Fri Mar 1 15:11:05 PST 2019

Hey!

First of all, yup, we're totally doing GSoC this year! I'll do my best
to finally force myself to update the open projects list soon with a
funny random idea that some folks around there are interested in :)
Now, also i'm alone these days since George changed jobs; Gabor, are
you interested in / capable of helping out again? 'Cause they'll most
likely only let me pick one student, while we already have a few
people looking into participating :)

Data flow... Well, this one's definitely wanted, but that's a big one,
definitely bigger than any of the projects that we've tried so far :)
I guess such project would aim at allowing data-flow checkers that
don't have to write down transfer functions for every kind of
statement in every checker, but instead rely on the engine to handle
common basic effects of statements. If done properly, it pretty much
means writing a new Static Analyzer, which is more complicated than
the old one because it also needs its state merge operations defined.

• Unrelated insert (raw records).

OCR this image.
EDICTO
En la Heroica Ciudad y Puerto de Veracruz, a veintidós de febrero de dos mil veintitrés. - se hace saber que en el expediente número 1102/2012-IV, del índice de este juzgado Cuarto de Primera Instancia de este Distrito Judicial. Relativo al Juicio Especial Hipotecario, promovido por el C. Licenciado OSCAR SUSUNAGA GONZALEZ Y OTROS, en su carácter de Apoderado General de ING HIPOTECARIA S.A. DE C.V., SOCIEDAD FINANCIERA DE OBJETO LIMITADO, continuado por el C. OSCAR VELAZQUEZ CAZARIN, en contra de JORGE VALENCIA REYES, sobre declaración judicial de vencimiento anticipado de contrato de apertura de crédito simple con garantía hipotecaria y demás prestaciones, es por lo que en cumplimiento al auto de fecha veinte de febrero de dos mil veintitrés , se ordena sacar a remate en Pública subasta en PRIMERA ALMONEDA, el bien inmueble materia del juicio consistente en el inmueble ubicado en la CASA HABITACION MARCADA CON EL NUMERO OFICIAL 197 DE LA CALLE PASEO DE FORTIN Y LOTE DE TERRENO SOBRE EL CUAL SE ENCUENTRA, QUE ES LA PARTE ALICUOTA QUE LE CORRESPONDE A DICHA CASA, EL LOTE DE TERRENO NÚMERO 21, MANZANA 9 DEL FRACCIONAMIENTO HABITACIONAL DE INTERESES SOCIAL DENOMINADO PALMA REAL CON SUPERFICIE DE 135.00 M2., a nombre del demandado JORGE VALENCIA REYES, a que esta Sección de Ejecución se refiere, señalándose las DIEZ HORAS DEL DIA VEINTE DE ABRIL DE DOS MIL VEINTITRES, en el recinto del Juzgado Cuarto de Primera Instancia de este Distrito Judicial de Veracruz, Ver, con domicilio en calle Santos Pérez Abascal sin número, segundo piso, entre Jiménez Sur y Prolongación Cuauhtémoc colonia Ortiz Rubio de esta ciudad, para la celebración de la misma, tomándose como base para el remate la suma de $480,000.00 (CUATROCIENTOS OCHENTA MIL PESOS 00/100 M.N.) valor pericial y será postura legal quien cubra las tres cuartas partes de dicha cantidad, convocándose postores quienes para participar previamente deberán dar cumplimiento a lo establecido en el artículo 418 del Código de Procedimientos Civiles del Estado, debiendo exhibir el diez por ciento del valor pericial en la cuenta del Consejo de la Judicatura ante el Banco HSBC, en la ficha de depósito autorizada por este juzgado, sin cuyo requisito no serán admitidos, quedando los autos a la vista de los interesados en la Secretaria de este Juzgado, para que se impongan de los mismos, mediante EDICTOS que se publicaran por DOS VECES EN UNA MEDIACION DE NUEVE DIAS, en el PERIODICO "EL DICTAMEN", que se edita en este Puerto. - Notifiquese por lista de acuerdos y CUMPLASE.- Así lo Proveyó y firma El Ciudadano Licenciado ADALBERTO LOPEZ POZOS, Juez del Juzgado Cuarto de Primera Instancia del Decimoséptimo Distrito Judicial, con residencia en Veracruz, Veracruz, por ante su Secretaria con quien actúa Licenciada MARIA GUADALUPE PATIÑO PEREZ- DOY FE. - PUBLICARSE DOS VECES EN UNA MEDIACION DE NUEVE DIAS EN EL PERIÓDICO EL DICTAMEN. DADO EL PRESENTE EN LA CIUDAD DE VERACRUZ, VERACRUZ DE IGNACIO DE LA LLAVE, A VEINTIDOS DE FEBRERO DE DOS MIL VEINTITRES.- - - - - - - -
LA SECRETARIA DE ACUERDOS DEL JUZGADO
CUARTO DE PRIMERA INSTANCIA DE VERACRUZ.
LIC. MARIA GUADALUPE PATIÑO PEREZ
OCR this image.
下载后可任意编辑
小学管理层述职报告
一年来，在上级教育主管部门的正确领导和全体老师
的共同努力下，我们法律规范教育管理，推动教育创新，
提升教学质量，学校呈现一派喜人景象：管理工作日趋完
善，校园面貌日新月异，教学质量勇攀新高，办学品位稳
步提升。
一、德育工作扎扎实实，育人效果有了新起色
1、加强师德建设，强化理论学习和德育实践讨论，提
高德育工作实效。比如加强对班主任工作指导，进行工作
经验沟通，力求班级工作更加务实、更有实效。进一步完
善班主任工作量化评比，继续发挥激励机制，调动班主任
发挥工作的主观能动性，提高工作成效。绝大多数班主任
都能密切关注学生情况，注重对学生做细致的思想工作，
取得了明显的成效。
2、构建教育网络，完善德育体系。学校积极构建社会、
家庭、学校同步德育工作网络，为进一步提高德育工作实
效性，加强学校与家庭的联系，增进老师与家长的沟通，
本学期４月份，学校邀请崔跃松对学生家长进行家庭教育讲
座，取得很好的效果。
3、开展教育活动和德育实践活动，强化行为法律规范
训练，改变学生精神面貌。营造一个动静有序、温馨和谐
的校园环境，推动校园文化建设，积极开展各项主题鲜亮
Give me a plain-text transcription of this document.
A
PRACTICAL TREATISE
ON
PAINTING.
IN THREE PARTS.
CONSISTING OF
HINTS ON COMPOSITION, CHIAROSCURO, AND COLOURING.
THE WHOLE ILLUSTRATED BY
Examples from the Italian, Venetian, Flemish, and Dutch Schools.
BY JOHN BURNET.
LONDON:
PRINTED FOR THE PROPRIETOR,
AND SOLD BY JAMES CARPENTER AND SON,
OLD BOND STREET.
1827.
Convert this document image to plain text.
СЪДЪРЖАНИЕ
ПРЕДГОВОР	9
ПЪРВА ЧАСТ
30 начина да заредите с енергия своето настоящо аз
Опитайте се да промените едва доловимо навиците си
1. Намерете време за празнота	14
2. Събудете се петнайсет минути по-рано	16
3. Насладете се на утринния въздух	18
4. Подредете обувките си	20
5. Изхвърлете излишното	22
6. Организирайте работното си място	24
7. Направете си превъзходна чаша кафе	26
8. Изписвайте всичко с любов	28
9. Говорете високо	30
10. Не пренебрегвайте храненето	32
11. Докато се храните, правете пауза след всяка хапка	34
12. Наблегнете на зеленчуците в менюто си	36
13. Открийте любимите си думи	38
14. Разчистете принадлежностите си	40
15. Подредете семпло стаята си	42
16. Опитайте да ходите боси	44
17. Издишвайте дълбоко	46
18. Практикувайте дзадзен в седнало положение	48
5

There may be "poor-man's" solutions to this, which would allow us to
have a bit of progress without developing too much complex machinery.
One such solution is to introduce careful (conservative) tracking of
dropped execution paths in the Static Analyzer; it would allow finding
bugs that require analysis of all paths as long as the Analyzer is
known to have explored the function in its entirety. In practice
that'd be a lot of dropped coverage (much more than a proper
solution), but it'd still probably find *something*, while allowing us
to re-use most of the infrastructure. This, of course, is a dead-end
in the long run - if we ever want to regain the lost coverage, we'd
have to start from scratch.

So my overall feel here is that i'd love to hear a specific proposal,
but i suspect that if you go for doing this properly, one summer would
only be enough to scratch the surface. If you want to have a feel of
what it'd take, i'd recommend poking our existing data flow analyses.
Eg., what would it take to remove my C++ "object under construction"
liveness hacks by improving live variables analysis? You might also
want to write a few analyses of your own and see if you can generalize
something out of them. Eg., if you write an analysis that checks
whether a function is pure, we can instantly use it to improve our
conservative evaluation of pure functions (eg., produce the same
return value symbol every time it's called with the same parameters
and skip invalidations - we may even try to do it across translation
units because such summary is easy to serialize).